Well, after that we just rafted up next to another boat well away from the danger zone, and the good news is that we only had to wait for one tanker to go ahead of us and we actually locked through about an hour early.  But, we made up for all gained time at St Lambert where we had to sit and wait for 4 tankers.  It was like weather delays at an airport, but all in slow motion.  My God these tankers CRAWL into and out of the locks.  We had to wait for about 4 hrs before locking through, and by the time we did finally get to go there were about 12 boats to pack in.

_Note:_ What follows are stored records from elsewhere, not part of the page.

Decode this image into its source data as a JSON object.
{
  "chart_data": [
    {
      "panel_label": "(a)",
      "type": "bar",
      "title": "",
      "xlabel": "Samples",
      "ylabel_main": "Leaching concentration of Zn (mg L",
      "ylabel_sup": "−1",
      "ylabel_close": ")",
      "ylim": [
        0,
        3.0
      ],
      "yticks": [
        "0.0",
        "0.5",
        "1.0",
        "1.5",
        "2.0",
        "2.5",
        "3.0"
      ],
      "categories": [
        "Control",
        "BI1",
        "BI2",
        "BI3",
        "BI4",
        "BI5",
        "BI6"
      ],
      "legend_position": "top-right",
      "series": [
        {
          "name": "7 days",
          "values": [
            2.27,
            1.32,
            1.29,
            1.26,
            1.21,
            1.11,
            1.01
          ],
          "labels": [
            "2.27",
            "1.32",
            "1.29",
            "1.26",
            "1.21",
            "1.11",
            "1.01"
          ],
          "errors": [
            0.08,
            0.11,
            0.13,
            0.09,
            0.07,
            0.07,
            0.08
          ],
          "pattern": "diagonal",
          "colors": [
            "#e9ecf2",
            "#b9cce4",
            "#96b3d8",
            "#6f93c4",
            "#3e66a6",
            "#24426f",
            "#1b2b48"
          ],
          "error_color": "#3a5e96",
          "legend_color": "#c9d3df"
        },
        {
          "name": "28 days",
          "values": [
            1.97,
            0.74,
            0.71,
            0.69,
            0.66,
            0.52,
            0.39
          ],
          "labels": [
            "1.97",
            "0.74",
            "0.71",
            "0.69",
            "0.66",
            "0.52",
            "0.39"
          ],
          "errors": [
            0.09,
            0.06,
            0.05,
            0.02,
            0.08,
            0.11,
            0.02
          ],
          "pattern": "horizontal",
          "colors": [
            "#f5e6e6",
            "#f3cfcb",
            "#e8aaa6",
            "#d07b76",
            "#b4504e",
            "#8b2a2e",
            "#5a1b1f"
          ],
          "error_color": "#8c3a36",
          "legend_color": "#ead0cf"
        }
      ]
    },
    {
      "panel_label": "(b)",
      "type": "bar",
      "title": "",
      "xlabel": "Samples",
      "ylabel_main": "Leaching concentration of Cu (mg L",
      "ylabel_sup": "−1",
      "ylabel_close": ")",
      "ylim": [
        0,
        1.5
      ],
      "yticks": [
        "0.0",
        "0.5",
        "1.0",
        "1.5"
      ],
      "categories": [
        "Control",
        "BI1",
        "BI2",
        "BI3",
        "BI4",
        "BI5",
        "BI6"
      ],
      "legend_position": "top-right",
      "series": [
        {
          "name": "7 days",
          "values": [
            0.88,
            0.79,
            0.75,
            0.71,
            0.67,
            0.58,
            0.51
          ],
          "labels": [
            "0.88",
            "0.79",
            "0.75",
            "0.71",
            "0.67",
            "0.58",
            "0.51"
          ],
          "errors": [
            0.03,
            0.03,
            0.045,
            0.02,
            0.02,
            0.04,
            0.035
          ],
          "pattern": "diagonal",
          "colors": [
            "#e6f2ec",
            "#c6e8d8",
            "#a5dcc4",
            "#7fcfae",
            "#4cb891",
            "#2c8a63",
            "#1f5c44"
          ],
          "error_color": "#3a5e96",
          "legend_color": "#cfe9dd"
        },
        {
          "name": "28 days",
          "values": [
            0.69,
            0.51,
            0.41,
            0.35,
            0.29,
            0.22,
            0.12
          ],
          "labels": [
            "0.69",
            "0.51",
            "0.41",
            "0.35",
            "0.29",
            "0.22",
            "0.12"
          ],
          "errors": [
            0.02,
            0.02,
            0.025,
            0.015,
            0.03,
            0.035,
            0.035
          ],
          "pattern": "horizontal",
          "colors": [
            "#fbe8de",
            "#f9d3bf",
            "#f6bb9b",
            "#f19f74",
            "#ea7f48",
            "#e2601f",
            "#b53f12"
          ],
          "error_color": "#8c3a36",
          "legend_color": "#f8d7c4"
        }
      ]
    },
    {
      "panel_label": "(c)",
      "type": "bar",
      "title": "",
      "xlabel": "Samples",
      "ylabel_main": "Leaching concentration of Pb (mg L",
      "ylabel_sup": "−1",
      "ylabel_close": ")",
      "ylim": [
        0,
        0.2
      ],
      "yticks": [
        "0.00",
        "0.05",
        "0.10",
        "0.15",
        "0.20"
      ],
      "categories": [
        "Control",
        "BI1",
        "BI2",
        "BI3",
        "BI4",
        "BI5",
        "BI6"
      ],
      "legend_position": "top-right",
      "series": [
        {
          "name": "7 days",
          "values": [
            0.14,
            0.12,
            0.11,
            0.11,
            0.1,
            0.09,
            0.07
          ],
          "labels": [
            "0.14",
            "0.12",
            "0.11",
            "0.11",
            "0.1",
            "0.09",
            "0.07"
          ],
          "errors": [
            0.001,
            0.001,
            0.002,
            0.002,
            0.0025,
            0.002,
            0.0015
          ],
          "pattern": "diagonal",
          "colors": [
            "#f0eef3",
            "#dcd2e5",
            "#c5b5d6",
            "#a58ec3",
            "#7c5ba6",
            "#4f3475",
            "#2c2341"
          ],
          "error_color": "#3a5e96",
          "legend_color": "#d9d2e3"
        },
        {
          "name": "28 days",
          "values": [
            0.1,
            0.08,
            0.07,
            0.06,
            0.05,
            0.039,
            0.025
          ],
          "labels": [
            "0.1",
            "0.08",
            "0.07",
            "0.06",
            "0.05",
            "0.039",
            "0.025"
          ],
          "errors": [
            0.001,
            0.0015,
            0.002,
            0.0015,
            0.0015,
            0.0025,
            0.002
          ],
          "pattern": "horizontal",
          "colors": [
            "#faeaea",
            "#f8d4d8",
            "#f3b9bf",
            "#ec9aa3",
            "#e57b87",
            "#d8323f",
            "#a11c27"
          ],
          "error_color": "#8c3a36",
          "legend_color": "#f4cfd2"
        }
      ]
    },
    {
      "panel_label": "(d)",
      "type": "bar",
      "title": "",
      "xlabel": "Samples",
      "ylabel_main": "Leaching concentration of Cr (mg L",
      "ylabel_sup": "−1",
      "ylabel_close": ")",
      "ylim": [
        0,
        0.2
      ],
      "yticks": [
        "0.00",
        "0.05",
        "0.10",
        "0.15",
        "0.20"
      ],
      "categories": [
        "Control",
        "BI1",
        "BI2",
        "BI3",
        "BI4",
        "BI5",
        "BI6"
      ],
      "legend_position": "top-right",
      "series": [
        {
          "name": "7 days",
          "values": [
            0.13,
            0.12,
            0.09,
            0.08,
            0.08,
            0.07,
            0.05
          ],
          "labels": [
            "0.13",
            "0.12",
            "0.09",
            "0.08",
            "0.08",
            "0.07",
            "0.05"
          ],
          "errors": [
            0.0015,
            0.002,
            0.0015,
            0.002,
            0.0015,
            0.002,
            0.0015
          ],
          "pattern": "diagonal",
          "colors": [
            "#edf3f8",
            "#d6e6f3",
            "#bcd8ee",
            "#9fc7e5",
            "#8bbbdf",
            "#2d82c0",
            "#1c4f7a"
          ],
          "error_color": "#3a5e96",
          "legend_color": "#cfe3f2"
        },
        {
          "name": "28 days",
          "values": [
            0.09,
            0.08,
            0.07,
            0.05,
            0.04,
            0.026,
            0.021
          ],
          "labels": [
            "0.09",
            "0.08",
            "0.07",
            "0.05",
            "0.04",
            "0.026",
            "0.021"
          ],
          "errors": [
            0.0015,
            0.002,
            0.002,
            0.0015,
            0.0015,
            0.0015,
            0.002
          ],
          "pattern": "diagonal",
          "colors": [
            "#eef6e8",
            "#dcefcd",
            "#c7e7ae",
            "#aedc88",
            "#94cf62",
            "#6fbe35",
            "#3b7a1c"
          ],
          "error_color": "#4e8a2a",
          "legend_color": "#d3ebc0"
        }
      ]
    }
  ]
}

And then came the Nantucket Sleigh Ride.  When you finally come out of the canal and rejoin the river, the current is cranking - 6kts or so.  To get to the marina we first ran with the current for a 1/2 mile or so, then pulled a 180 and ran against it for about a mile or two.  If I recall my geography correctly, Niagara falls is basically Lake Erie dumping into Lake Ontario.  And Ontario is the headwaters for the St Lawrence, so all that water flows out the St Lawrence.  So our little up-stream swim was basically running up against all the water that comes over Niagara falls.  Did I mention that I'm glad to have an over-powered boat.  But once you get through the mayhem, you turn into an old ship basin that's now a very nice marina right in the middle of Old City Montreal.

So anyway, it was a long and stressful day for the captain, but we made it.

1 comment:

  1. Less microphone, more throttle! One can never have enough power or icecream.